Ernesto Araújo cita filósofo chinês em rede social, em crítica velada à China
Ministro das Relações Exteriores reproduziu trecho de obra de Lao Tzu sobre "tentar controlar o mundo" O ministro das Relações Exteriores, Ernesto Araújo, postou no Twitter trecho de texto do filósofo chinês Lao Tzu sobre tentar "controlar o mundo", em mais um capítulo da troca de estocadas entre o Itamaraty e a China nos últimos dias. Embora Ernesto não tenha se referido diretamente à China, abaixo do trecho postado "Tentando controlar o mundo? Vejo que não conseguirás. O mundo é um vaso espiritual e não pode ser controlado", do Tao Te Ching, um dos principais textos do taoísmo, vários comentários mencionavam comunismo e a China.

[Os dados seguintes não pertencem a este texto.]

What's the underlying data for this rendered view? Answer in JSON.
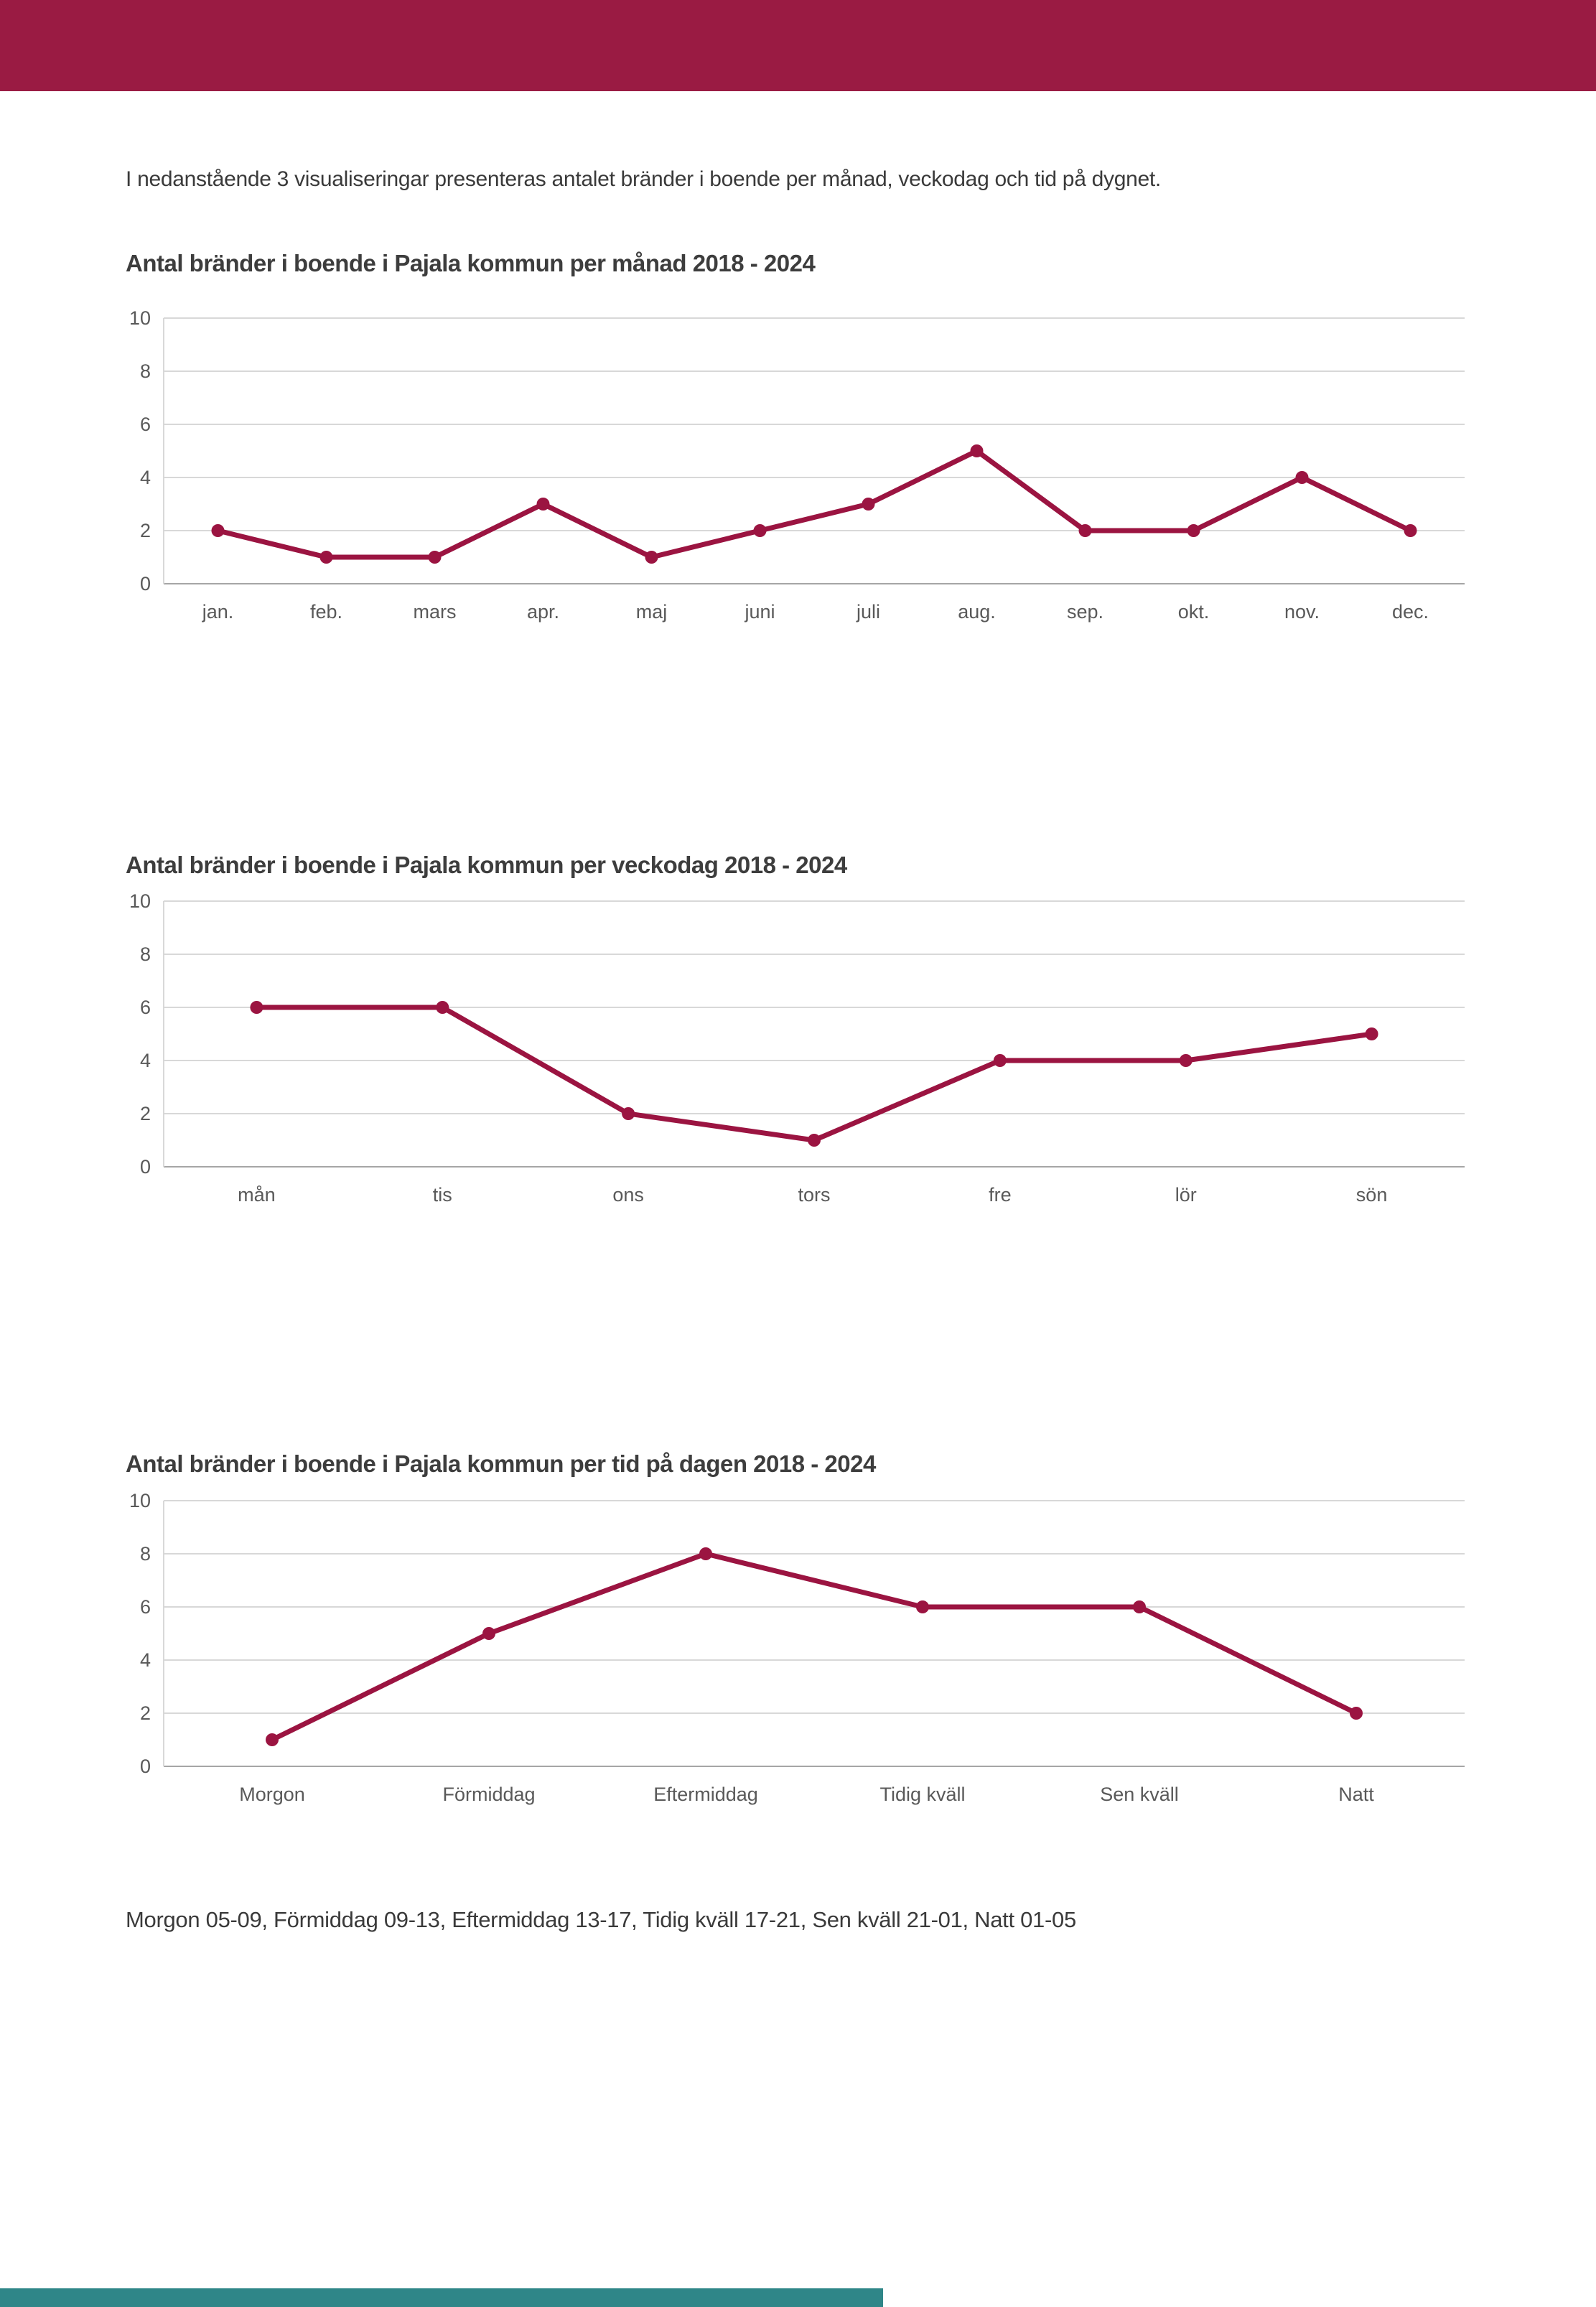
{
  "page": {
    "intro": "I nedanstående 3 visualiseringar presenteras antalet bränder i boende per månad, veckodag och tid på dygnet.",
    "footnote": "Morgon 05-09, Förmiddag 09-13, Eftermiddag 13-17, Tidig kväll 17-21, Sen kväll 21-01, Natt 01-05",
    "accent_color": "#9A1B43",
    "bottom_bar_color": "#2F8688",
    "grid_color": "#D8D8D8",
    "axis_color": "#A6A6A6",
    "tick_text_color": "#595959"
  },
  "chart_data": [
    {
      "type": "line",
      "title": "Antal bränder i boende i Pajala kommun per månad 2018 - 2024",
      "categories": [
        "jan.",
        "feb.",
        "mars",
        "apr.",
        "maj",
        "juni",
        "juli",
        "aug.",
        "sep.",
        "okt.",
        "nov.",
        "dec."
      ],
      "values": [
        2,
        1,
        1,
        3,
        1,
        2,
        3,
        5,
        2,
        2,
        4,
        2
      ],
      "xlabel": "",
      "ylabel": "",
      "ylim": [
        0,
        10
      ],
      "yticks": [
        0,
        2,
        4,
        6,
        8,
        10
      ],
      "grid": true,
      "legend": "none",
      "line_color": "#9B1441"
    },
    {
      "type": "line",
      "title": "Antal bränder i boende i Pajala kommun per veckodag 2018 - 2024",
      "categories": [
        "mån",
        "tis",
        "ons",
        "tors",
        "fre",
        "lör",
        "sön"
      ],
      "values": [
        6,
        6,
        2,
        1,
        4,
        4,
        5
      ],
      "xlabel": "",
      "ylabel": "",
      "ylim": [
        0,
        10
      ],
      "yticks": [
        0,
        2,
        4,
        6,
        8,
        10
      ],
      "grid": true,
      "legend": "none",
      "line_color": "#9B1441"
    },
    {
      "type": "line",
      "title": "Antal bränder i boende i Pajala kommun per tid på dagen 2018 - 2024",
      "categories": [
        "Morgon",
        "Förmiddag",
        "Eftermiddag",
        "Tidig kväll",
        "Sen kväll",
        "Natt"
      ],
      "values": [
        1,
        5,
        8,
        6,
        6,
        2
      ],
      "xlabel": "",
      "ylabel": "",
      "ylim": [
        0,
        10
      ],
      "yticks": [
        0,
        2,
        4,
        6,
        8,
        10
      ],
      "grid": true,
      "legend": "none",
      "line_color": "#9B1441"
    }
  ]
}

O chanceler tem sido crítico contumaz de uma suposta tentativa de dominação do comunismo no mundo, o "pesadelo comunista" e se refere ao SARS-COV2 como "comunavírus". Ele e o presidente Jair Bolsonaro têm alertado para a "cristofobia", sendo que a China é um dos países que persegue os cristãos, ainda que, na maior parte do mundo, outras religiões sejam alvos mais frequentes de repressão.

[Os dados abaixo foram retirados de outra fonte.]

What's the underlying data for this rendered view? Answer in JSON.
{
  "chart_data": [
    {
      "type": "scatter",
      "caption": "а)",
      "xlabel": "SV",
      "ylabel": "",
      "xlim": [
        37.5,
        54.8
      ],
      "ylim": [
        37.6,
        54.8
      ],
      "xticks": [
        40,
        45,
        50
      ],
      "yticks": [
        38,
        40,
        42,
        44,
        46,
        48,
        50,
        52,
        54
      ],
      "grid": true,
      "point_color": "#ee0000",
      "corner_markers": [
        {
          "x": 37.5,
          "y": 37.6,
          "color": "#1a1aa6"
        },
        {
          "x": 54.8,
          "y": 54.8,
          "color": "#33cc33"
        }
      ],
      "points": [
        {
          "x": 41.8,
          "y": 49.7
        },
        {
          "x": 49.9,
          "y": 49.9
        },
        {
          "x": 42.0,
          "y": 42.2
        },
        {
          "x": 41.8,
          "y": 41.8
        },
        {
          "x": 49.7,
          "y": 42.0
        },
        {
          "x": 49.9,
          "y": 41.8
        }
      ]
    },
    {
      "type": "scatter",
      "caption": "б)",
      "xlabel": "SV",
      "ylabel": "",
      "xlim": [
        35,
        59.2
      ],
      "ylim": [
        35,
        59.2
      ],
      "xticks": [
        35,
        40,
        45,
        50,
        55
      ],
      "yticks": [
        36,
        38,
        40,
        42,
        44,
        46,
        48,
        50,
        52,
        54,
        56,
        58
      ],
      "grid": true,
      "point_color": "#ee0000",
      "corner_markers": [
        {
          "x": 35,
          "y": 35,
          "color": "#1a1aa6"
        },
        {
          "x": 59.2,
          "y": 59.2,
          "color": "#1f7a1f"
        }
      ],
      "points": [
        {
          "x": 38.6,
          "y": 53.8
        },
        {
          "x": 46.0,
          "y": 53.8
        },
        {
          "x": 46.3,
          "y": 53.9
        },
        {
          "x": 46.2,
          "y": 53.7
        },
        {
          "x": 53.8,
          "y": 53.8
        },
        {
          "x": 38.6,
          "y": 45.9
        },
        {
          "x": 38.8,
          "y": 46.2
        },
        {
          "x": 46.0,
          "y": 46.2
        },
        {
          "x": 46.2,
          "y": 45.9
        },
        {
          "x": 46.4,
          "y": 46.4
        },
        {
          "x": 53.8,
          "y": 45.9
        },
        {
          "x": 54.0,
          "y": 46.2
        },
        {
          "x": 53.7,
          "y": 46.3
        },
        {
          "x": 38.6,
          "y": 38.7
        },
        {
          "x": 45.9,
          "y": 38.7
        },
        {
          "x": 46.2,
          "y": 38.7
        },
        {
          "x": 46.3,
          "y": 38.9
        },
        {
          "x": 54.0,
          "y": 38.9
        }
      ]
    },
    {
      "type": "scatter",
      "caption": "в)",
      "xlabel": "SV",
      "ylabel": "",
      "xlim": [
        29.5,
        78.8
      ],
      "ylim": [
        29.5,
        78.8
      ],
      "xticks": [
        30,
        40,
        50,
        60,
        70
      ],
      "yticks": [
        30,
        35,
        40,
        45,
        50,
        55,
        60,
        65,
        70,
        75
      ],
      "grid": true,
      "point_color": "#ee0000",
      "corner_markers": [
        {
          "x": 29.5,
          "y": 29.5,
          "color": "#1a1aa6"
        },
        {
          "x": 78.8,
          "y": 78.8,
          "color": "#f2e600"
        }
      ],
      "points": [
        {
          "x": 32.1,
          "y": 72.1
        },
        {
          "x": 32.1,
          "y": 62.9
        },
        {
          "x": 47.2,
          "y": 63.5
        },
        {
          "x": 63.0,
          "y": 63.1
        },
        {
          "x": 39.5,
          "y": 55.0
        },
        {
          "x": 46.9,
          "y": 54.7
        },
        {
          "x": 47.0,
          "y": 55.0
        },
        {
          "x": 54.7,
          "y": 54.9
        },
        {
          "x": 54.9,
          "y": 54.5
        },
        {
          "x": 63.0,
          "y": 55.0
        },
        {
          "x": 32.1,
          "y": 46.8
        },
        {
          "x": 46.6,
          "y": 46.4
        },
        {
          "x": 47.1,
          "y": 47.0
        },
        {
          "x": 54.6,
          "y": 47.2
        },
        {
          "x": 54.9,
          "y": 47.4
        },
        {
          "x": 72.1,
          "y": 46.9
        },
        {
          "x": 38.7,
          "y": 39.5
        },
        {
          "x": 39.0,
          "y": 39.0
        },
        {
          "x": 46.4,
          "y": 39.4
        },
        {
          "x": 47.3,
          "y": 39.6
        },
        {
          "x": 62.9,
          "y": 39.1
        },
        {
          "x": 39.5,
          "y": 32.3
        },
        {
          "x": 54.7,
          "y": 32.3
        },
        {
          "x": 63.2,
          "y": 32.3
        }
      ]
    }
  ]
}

Na quarta-feira, o Itamaraty havia enviado um ofício repreendendo a embaixada da China pelas críticas contra o deputado Eduardo Bolsonaro (PSL-SP), dizendo que a resposta da missão diplomática ao parlamentar trazia conteúdo "ofensivo e desrespeitoso".

"Não é apropriado aos agentes diplomáticos da República Popular da China no Brasil tratarem dos assuntos da relação Brasil-China através das redes sociais. Os canais diplomáticos estão abertos e devem ser utilizados", disse o ministério das Relações Exteriores, em carta enviada aos representantes do governo chinês no Brasil na quarta-feira.

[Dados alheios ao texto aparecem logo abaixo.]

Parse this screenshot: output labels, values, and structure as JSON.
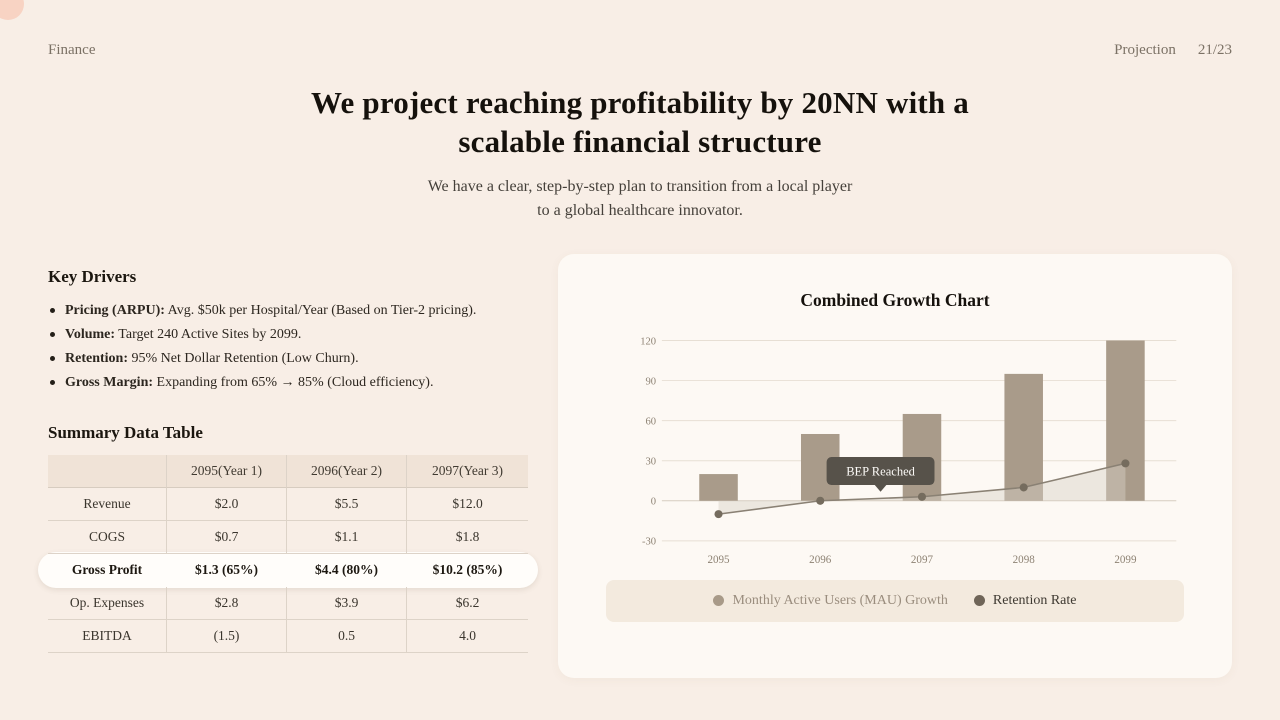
{
  "meta": {
    "category": "Finance",
    "section": "Projection",
    "page": "21/23"
  },
  "title": {
    "line1": "We project reaching profitability by 20NN with a",
    "line2": "scalable financial structure"
  },
  "subtitle": {
    "line1": "We have a clear, step-by-step plan to transition from a local player",
    "line2": "to a global healthcare innovator."
  },
  "key_drivers": {
    "heading": "Key Drivers",
    "items": [
      {
        "label": "Pricing (ARPU):",
        "text": "Avg. $50k per Hospital/Year (Based on Tier-2 pricing)."
      },
      {
        "label": "Volume:",
        "text": "Target 240 Active Sites by 2099."
      },
      {
        "label": "Retention:",
        "text": "95% Net Dollar Retention (Low Churn)."
      },
      {
        "label": "Gross Margin:",
        "text": "Expanding from 65% → 85% (Cloud efficiency)."
      }
    ]
  },
  "summary_table": {
    "heading": "Summary Data Table",
    "columns": [
      "",
      "2095(Year 1)",
      "2096(Year 2)",
      "2097(Year 3)"
    ],
    "rows": [
      {
        "label": "Revenue",
        "values": [
          "$2.0",
          "$5.5",
          "$12.0"
        ],
        "highlight": false
      },
      {
        "label": "COGS",
        "values": [
          "$0.7",
          "$1.1",
          "$1.8"
        ],
        "highlight": false
      },
      {
        "label": "Gross Profit",
        "values": [
          "$1.3 (65%)",
          "$4.4 (80%)",
          "$10.2 (85%)"
        ],
        "highlight": true
      },
      {
        "label": "Op. Expenses",
        "values": [
          "$2.8",
          "$3.9",
          "$6.2"
        ],
        "highlight": false
      },
      {
        "label": "EBITDA",
        "values": [
          "(1.5)",
          "0.5",
          "4.0"
        ],
        "highlight": false
      }
    ]
  },
  "chart_card": {
    "title": "Combined Growth Chart",
    "badge": "BEP Reached",
    "legend": [
      {
        "label": "Monthly Active Users (MAU) Growth",
        "dot_color": "#a89a88",
        "text_color": "#9a8d7e"
      },
      {
        "label": "Retention Rate",
        "dot_color": "#6f6558",
        "text_color": "#3f3a32"
      }
    ]
  },
  "chart_data": {
    "type": "bar",
    "title": "Combined Growth Chart",
    "categories": [
      "2095",
      "2096",
      "2097",
      "2098",
      "2099"
    ],
    "series": [
      {
        "name": "Monthly Active Users (MAU) Growth",
        "type": "bar",
        "values": [
          20,
          50,
          65,
          95,
          120
        ]
      },
      {
        "name": "Retention Rate",
        "type": "line",
        "values": [
          -10,
          0,
          3,
          10,
          28
        ]
      }
    ],
    "yticks": [
      -30,
      0,
      30,
      60,
      90,
      120
    ],
    "ylim": [
      -30,
      120
    ],
    "grid": true,
    "legend_position": "bottom",
    "annotation": "BEP Reached"
  },
  "colors": {
    "background": "#f8eee6",
    "card": "#fdf9f4",
    "bar": "#a99b8a",
    "line": "#8a8174",
    "dot": "#756c5e",
    "area": "#d7d0c5",
    "grid": "#e7dfd4",
    "zero_line": "#d6cdc0",
    "axis_text": "#8e8374",
    "badge_bg": "#57524a",
    "badge_text": "#fbf9f6",
    "highlight_row": "#fffdfa"
  }
}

A correspondência foi revelada pelo canal de notícias CNN Brasil.

Com a carta, o Itamaraty respondeu à manifestação dos chineses contra uma publicação de Eduardo - filho de Jair Bolsonaro (sem partido) e presidente da Comissão de Relações Exteriores da Câmara -, que associou o governo de Pequim a espionagem de dados.

O deputado afirmou em suas redes sociais na noite de segunda-feira que o Brasil endossou iniciativa dos Estados Unidos para manter a segurança da tecnologia 5G "sem espionagem da China".

"O governo Jair Bolsonaro declarou apoio à aliança Clean Network, lançada pelo governo Donald Trump, criando uma aliança global para um 5G seguro, sem espionagem da China", escreveu. "Isso ocorre com repúdio a entidades classificadas como agressivas e inimigas da liberdade, a exemplo do Partido Comunista da China", disse o deputado.

No dia seguinte, Eduardo apagou a postagem. Ainda assim, a embaixada chinesa no Brasil respondeu, exortando Eduardo e outros críticos do país asiático a abandonar a retórica da extrema direita dos EUA, para evitar "consequências negativas".

O Taoísmo e o Confucionismo são as únicas religiões toleradas e incentivadas pelo governo chinês. O partido comunista sempre reprimiu o poder de mobilização das religiões em geral e, no governo de Xi Jinping, houve aumento na perseguição a cristãos, com remoção de cruzes e destruição de igrejas, e a muçulmanos (principalmente uigures).